5. A large number of proteinuria types (with minor lesions)
Prednisone is treated regularly.
6. Lots of proteinuria
Low protein diet, treated with triptolide, emodin, ACEI / ARB drugs.
7. Hypertension
Antihypertensive drugs with ACEI / ARB, CCB, and diuretics are selected. For cases with proteinuria> 1.5g / 24, triptolide tablets can be combined.

IgA nephropathy prognosis

Elderly patients, older patients, persistent microscopic hematuria with proteinuria, renal insufficiency, patients with IgA nephropathy have hypertension, especially severe hypertension that is difficult to control, pathological type above Lee type III The prognosis is poor.

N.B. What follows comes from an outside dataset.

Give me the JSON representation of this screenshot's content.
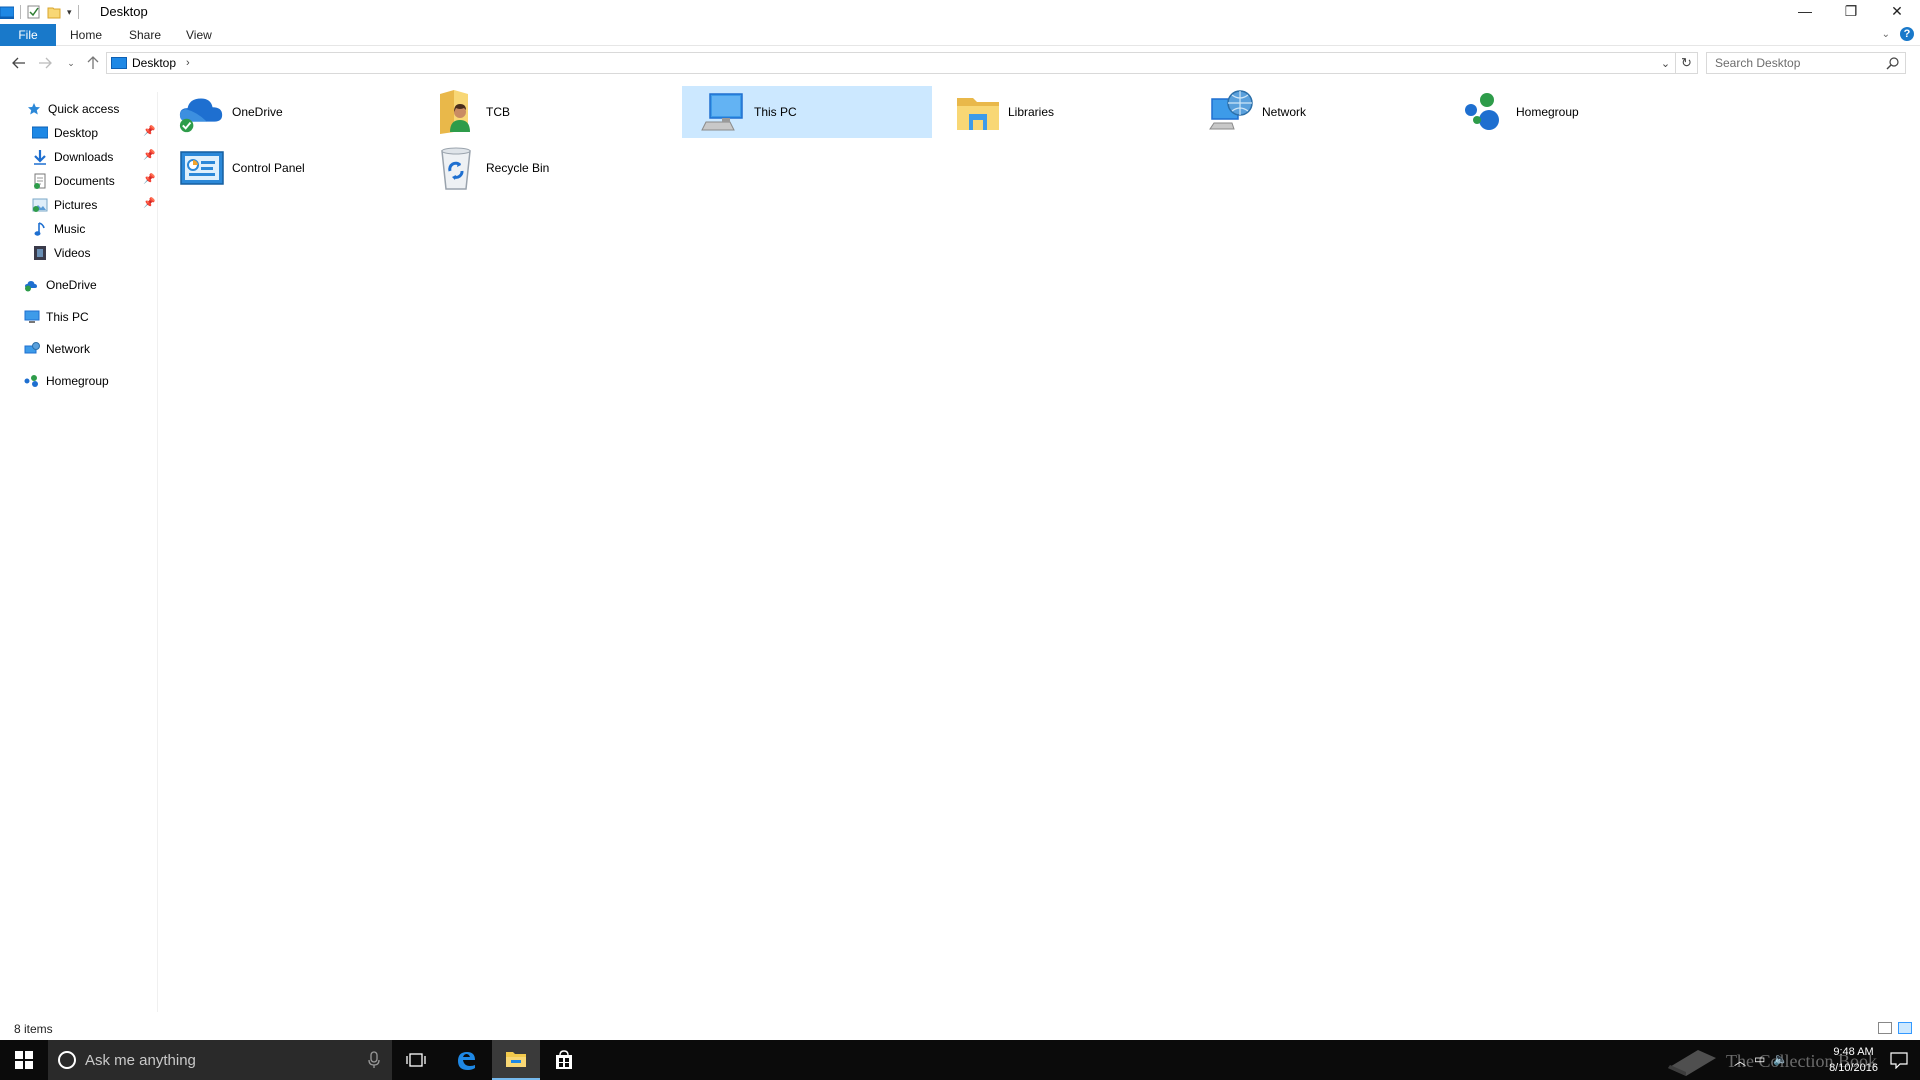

IgA nephropathy prevention

1. Take appropriate rest and avoid strenuous exercise, but when the condition is stable, proper exercise is necessary.
2. Increase disease resistance, avoid cold, and reduce the chance of infection. Once various infections occur, you should apply powerful antibiotics in time and control the infection early.
3.IgA nephropathy prevention and treatment diet: The diet is mainly light. It is advisable to eat more fruits, vegetables and high-quality high-protein foods. Spicy, fatty and thick flavors, as well as mold products, preserved foods, and alcohol should be avoided.